-1<3-5m<3

## How do you solve and graph an inequality if there are 2 inequality signs?

# 4 Answers

Hey No.... the "m" is between two "fences" ,,, when m=0, the <3 fence is touched ... when m=1, the >-1 fence is crossed -- step back to m= 0.8 ... Best wishes :)

- 1 < 3 - 5m < 3

↑ ↑ ↑

* less greater greatest*

-1 < 3 - 5m < 3

-3 -3 -3

- 4 < - 5m < 0

÷ (-5) ÷ (-5) ÷ (-5)

0.8 > m > 0

↑ ↑ ↑

*greatest greater less *

Let's rewrite inequality from less to greatest

* 0 < m < 0.8 or* all real numbers out of interval

**(0, 0.8)**<———o——————o————>

0 0.8

You use the same principles as if there's only one inequality sign.
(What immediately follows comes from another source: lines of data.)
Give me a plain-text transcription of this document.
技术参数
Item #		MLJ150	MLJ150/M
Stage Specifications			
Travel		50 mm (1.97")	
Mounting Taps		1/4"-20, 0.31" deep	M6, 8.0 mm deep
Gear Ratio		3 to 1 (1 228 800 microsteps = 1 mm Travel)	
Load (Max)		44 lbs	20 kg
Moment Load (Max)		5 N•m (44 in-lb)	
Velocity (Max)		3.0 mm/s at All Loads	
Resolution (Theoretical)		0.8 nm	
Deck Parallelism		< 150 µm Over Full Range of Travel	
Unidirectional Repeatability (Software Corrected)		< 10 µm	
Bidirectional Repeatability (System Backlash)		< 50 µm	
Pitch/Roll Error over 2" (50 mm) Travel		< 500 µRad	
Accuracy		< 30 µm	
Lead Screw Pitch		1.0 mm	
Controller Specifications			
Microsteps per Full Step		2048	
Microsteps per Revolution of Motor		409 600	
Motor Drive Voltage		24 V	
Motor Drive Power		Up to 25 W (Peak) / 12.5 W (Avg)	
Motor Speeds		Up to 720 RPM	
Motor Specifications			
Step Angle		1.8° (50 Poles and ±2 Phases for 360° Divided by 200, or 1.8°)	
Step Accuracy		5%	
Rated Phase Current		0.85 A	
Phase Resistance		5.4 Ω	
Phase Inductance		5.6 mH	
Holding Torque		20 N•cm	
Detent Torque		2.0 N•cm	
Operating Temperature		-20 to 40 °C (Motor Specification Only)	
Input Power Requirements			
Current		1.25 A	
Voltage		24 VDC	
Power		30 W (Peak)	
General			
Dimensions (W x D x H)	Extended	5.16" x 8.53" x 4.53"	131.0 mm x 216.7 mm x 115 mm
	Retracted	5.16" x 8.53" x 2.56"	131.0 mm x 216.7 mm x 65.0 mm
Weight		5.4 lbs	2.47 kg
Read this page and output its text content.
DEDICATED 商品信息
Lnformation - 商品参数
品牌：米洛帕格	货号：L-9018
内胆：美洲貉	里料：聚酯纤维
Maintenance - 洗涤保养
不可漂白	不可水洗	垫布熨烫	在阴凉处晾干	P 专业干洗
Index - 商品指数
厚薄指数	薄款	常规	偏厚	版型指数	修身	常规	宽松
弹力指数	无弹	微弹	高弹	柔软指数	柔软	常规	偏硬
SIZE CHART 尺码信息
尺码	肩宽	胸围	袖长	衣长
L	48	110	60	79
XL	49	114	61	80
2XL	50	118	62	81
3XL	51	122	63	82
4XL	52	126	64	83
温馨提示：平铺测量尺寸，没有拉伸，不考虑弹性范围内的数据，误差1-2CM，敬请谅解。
But if it makes it easier for you, divide the problem into two separate inequalities:

-1 < 3 - 5m < 3 is the same thing as saying that -1 < 3 - 5m and 3 - 5m < 3.

Now, normal inequality rules apply. First subtract both sides by 3 for both equations:

-4 < -5m and -5m < 0

Then, divide by -5. Remember to reverse the sign direction because you're dividing by a negative:

m < 4/5 and m > 0.

So 0 < m < 4/5. You can verify the answer by throwing a number in between the two values.

And there you have it: inequalities with 2 signs are just two single-sign inequalities put together.

Solve first,

Add -3 to each side,

-4 < -5m < 0

Divide each side by -5,

4/5 > m > 0 (Attn: When you divide by a negative number, you have to switch the direction of inequality sign.)

Graph 0 and 4/5 on a number line each with a small circle and draw a segment linking the two circles. You are done!